Upload to Dropbox from the command line in Windows

I've got an instance of TeamCity running on an Azure VM that I use for build and deployment automation, and a few weeks ago I finally got around to setting up the build, tests, and packaging of a Windows desktop application I've been working on for a while. Up to this point I'd been building the installers manually and shipping them to my partners for testing via a shared Dropbox folder. Once I had the project building on check-ins and running all the automated tests, I really wanted to get to the point where I could release a new version with a button push. My partners are already comfortable with receiving installers via Dropbox and I didn't feel like setting up and maintaining an FTP server (in addition to setting them up with FTP clients). So I needed a way to get TeamCity build artifacts into Dropbox easily.

The obvious option is to install the Dropbox client on the build server and simply copy the installer artifact to the shared folder. The problem with that scenario is that the Dropbox user needs to be logged into the machine for the sync to take place. I'm not willing to leave my account logged in all the time, so that's a non-starter. (Plus, what happens when the build server needs to reboot for maintenance/updates?)

Some googling reveals a few articles about installing the Dropbox client to run as a Windows Service, but in addition to being kludgy I'd have to run the service with my credentials. It seemed like there had to be a better way.

After some more googling I found a project for a command-line Dropbox-Uploader project; it's basically a shell script for handling the upload through Dropbox's REST API. Which is a good start, but it would require me to set up a Dropbox API application entry and, since I want this to run on Windows, would also require a Cygwin install. Cygwin is nice and all, but in these days where most of what Cygwin offers is available in Powershell anyway, I hate installing it on a machine just to handle one small requirement like this.

In the end, I decided to write my own dead-simple Windows command-line Dropbox uploader: PneumaticTube. PneumaticTube1 literally does just that one thing - once you've authorized it with your account, you can upload a file to any path in your Dropbox folder. Using it with TeamCity is a snap - just set up a shell command step in your build to call it with the artifact you want to upload.

The only catch is that you have to do the authorization2 as the account your build agent runs under, which means you actually have to run your agent under a user account (as opposed to running the agent under System, for example)3.

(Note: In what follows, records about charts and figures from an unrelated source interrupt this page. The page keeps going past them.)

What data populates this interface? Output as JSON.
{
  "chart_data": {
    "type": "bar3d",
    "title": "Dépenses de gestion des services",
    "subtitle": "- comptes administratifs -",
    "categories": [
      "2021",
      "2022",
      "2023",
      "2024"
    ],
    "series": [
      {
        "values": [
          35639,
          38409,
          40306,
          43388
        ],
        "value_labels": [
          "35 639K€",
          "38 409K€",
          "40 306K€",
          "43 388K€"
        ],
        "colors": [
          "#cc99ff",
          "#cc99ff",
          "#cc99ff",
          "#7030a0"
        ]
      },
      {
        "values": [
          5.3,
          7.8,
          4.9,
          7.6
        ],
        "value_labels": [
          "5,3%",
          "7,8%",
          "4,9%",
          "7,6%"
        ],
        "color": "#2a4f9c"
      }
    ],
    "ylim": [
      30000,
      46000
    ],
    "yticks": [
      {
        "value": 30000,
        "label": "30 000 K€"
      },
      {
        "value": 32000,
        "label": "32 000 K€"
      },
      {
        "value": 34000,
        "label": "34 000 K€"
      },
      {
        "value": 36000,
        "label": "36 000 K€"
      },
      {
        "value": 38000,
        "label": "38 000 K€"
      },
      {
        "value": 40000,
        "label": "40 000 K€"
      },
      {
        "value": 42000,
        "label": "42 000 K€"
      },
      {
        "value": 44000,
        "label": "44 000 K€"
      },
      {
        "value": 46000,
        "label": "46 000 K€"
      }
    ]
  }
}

If you want to use it, there's a chocolatey package available to make installation easy. Suggestions, bug reports, questions, and pull requests are welcome - just hit up the issues page and let me know. I hope this helps someone else whose deployment pipeline includes Dropbox.


  1. Dropbox app naming guidelines basically make you pick a name that doesn't include "Dropbox", so "Dropbox Uploader For Windows" was out. The first thing that came to mind when I thought about "put something in and it goes to a destination" were those tube systems at the banks. I love those things. 

  2. It uses the standard pattern of popping open a browser window so you can enter your Dropbox credentials and authorize the app. 

  3. I'll probably fix this in future versions by allowing you to specify the user secret and user token on the command line (instead of getting them from the user's settings), allowing you to store the secret and token in the build settings. Or maybe someone else will take care of it (pull requests are always welcome).